Jude Bellingham’ın 90+ da attığı doğrusu olmayan yanlış golü, Southgate’i ipten almaya yetecek mi? Bu sorunun yanıtını ilerleyen günlerde göreceğiz. Top sağ kenardan Bellingham’in önü değil, koşu yoluna değil, yüzü kaleye dönük değilken arkasına atıldı ve o inanılmaz artistik bir hareketle, inanılmaz olanı gerçeğe dönüştürdü, topu ağlarla buluşturdu. Maçın hikayesi de en az atılan gol kadar absürt ve herkes için sürpriz oldu; İmparatorluk ordularının piyade taburlarını andıran hantal ve yavaş oyun, eğer bir İngiliz özgüven gösterisi değilse, bu antikalığın ömrü fazla uzun olamaz; yok eğer durum özü itibarıyla Southgate’in oyun bilgisi ve algısına, doğrudan işaret ediyorsa,-ki ben böyle olduğuna inananlardanım- İngiliz futbol kamuoyunun buna fazla tahammül göstereceğini sanmıyorum.
Slovakya savunma anlayışına helal getirmeden, onların harika kademelerinin hakkını teslim ederek söylemeliyim ki, Southgate’nin iki kanat organizasyonu, karanlıkta el yordamıyla yolunu bulmaya çalışan görme özürlü birinin dramından farksızdı. Slovakya iki koridoru dörtlü bloklarla savunmayı kesin ilke olarak düşünüp uygularken, Southgate, topu kenardan içeriye doğru ya Saka’nin ya da Foden’in bireysel başarısına havale etmişti.
Prensip olarak garantili bir biçimde topu, kenardan ceza sahanının içine final vuruşu yapmak için taşıyabilmek , her zaman ya rakipten bir fazla oyuncu sokmayı gerektirir pozisyonun içine, ya da aynı pozisyonun, içine açılan bir fazla açı yönlendirmesi yapmak lazım gelir. İngilizler 90 dakika boyunca bunu bir kere olsun yapamadılar ve dolayısıyla oradan rakip kaleye dönük ölümcül tehdit ve tehlikeler, neredeyse hiç oluşmadı.

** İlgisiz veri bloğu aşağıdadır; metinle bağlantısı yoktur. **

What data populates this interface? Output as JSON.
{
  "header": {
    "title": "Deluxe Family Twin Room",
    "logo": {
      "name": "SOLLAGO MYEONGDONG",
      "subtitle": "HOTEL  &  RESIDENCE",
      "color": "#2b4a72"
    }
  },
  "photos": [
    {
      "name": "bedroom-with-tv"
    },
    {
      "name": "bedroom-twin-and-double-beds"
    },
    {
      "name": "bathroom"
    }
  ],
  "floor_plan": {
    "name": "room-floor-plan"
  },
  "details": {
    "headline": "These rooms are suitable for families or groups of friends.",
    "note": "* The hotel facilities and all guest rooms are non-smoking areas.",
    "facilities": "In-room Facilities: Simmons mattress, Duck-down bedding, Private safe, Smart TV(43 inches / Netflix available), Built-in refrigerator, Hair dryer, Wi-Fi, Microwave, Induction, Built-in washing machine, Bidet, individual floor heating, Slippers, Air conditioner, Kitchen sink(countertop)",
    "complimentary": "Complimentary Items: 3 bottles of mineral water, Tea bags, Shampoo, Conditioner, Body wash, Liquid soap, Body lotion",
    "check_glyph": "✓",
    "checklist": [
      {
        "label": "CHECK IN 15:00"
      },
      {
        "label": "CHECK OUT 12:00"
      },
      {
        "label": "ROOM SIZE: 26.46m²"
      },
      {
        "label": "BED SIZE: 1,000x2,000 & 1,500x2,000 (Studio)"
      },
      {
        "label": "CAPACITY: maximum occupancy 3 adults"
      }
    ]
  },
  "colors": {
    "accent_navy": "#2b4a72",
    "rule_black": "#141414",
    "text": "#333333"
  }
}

İspanyollar dominant bir oyun oynuyor, bu oyunun hemen her pozisyonunda tekrarlanabilmesi, pasların zamanlamasına bağlıdır. İspanyollar bu işi üç gömlek daha iyi yaptıkları için, alan geçişlerinde rakip, çok fazla önlem alma imkanı bulamıyor ve mecburi istikamet, ceza sahası çeperinde on kişilik bir blokla karşılıyor.İngilzler, Southgate oyunu ile bu geçiş prensiplerini oyalana oyalana yapmaya çalıştıkları için, hem her pozisyon çok çabuk tükeniyor hem de rakip hamle yaparak, topu kaparak sürekli kontra yapma imkanı buluyor.

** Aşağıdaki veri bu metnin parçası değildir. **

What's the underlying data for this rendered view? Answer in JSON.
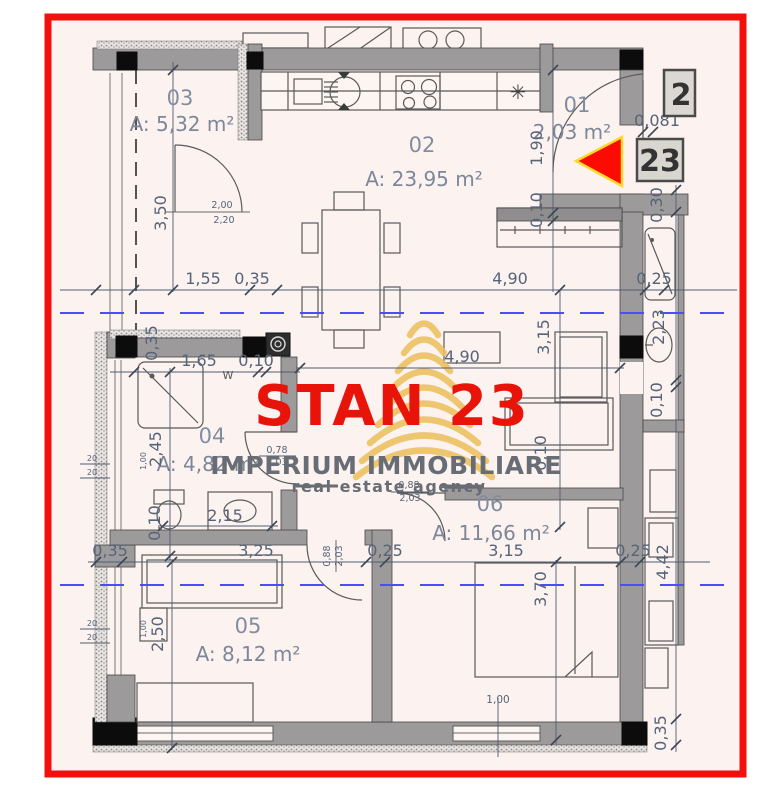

Top dolaşım modelinin bu bitik karekteri, maçın ve oyunun temposunu düşürmekle kalmıyor, pasları da detone hale getirerek, akortsuz, yavaş bir ezgiye dönüştürüyor. Her hareket çok yavaş olduğu için, içine bulmaca sokma imkanı kalmıyor. Düz ve sadece görüş alanı kadar akıl içeriyor her İngiliz pas döngüsü. Kabak gibi dümdüz ve tatsız oyun, gizlim saklım yok diyor.
Oysa Futbol oyunu Maradona’nın veciz sekilde söylediği gibi ‘’ rakibi bir tür aldatma ‘’ oyundur. Rakibi ya yetenek ile aladatacaksın ya da akıl ile. İngiliz oyununda bir oyunun gereksindiği yeterli akıl olmadığı açık; sırf bu yüzden kimi yetenekli ayaklar bile, pırıltısını kaybediyor.
İspanyolların ‘’sıkıc oyunu’’ iş görmeye devam ediyor. Sıkıcılık, oyunun tek taraflı görüntüsü nedeniyle böyle bir algıya neden oluyorsa, izleyici neden rakibin şahane savunma hünerine odaklanmıyor? Savunma bu oyunun aslı unsuru değil mi? İlk yarıda, İspanyolların ilk gölüne kadar Gürcülerin harika bir direnci vardı. Hem direniyor hem de çok kurnazca İspanyol savunmasında görülen gediklere dalışlar yapıyordu. Tamam Savunma bir şiir değil ama bir roman olduğunu inkar etmeye çalışmak, hiç adil değil. Bu oyun hücumuyla savunmasıyla hala çok güzel, hala heyecan verici ve hala neşe saçıyor.